- Relator(a)
- Katia Magalhaes Arruda
- Órgão julgador
- 6ª Turma
- Data do julgamento
- 18/06/2025
- Data de publicação
- 27/06/2025
TST – Embargos de Declaração 1000382-34.2020.5.02.0441, Rel. Katia Magalhaes Arruda, 6ª Turma, j. 18/06/2025, p. 27/06/2025
EMENTA: EMBARGOS DE DECLARAÇÃO. AGRAVO INTERNO. AGRAVO DE INSTRUMENTO. RECURSO DE REVISTA. PRELIMINAR DE NULIDADE POR NEGATIVA DE PRESTAÇÃO JURISDICIONAL. AÇÃO AJUIZADA PELA EMPRESA CONTRA O SINDICATO DOS TRABALHADORES. CONTROVÉRSIA SOBRE A COBRANÇA DE CONTRIBUIÇÕES ASSISTENCIAIS. ALEGAÇÃO DE INSCRIÇÃO INDEVIDA EM CADASTRO DE PROTEÇÃO AO CRÉDITO E A RECUSA DE EMPRÉSTIMO BANCÁRIO EM RAZÃO DISSO. PLEITO DE INDENIZAÇÃO POR DANOS MORAIS 1 – O acórdão da Turma manteve a decisão monocrática que reconheceu transcendência da matéria, porém negou provimento ao agravo de instrumento, e negou provimento ao agravo interno da reclamada por entender que não houve omissão no acórdão Regional apta a ensejar sua nulidade. 2 – Assentou que “A recorrente alega que o TRT não se manifestou sobre o documento acostado aos autos que comprova a restrição de crédito perante o Banco do Brasil (id. 6930604) e que tal fato é relevante para o deslinde da controvérsia, razão pela qual houve negativa de prestação jurisdicional a lhe causar prejuízos.
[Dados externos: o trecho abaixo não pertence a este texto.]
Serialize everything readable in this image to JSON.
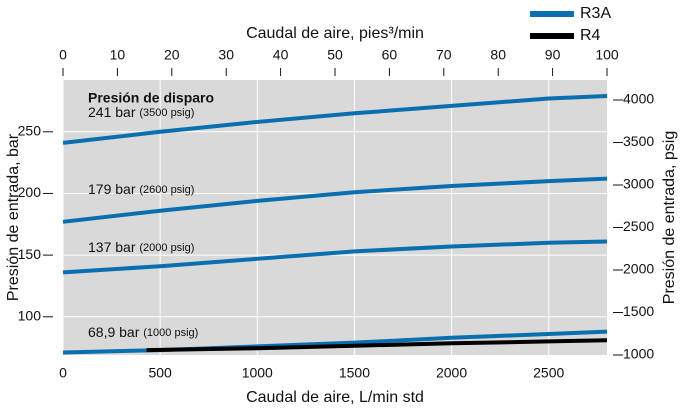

No entanto, no trecho das razões dos embargos de declaração opostos no TRT, transcrito no recurso de revista, a parte somente insta o TRT a se manifestar sobre o documento de id. fff128c, tendo a Corte regional se manifestado expressamente sobre a referida prova”. 3 - Pontuou, ainda, que “a Corte regional, soberana na análise do conjunto fático-probatório, concluiu que não restou caracterizado o dano moral ante a ausência de comprovação dos fatos alegados pela recorrente, o que atrai a incidência da Súmula 126, desta Corte. Se não foram provado os fatos da causa de pedir, fica prejudicado o debate sobre os alegados danos morais in re ipsa”. 3 – A parte insiste que o TRT não entregou a devida prestação jurisdicional e, ainda, que o dano moral não necessita de comprovação. 3 - No caso, a parte não aponta qualquer vício válido no acórdão embargado (arts. 1.022 do CPC e 897-A da CLT), mas tão somente manifesta o seu inconformismo com o resultado da decisão embargada. 4 – Assim, conclui-se pelo caráter protelatório dos embargos de declaração, sendo cabível a imposição de multa, nos termos do art. 1.026, § 1º, do CPC. 5 - Embargos de declaração que se rejeitam. (Tribunal Superior do Trabalho (6ª Turma). Acórdão: 1000382-34.2020.5.02.0441. Relator(a): KATIA MAGALHAES ARRUDA. Data de julgamento: 18/06/2025. Juntado aos autos em 27/06/2025.)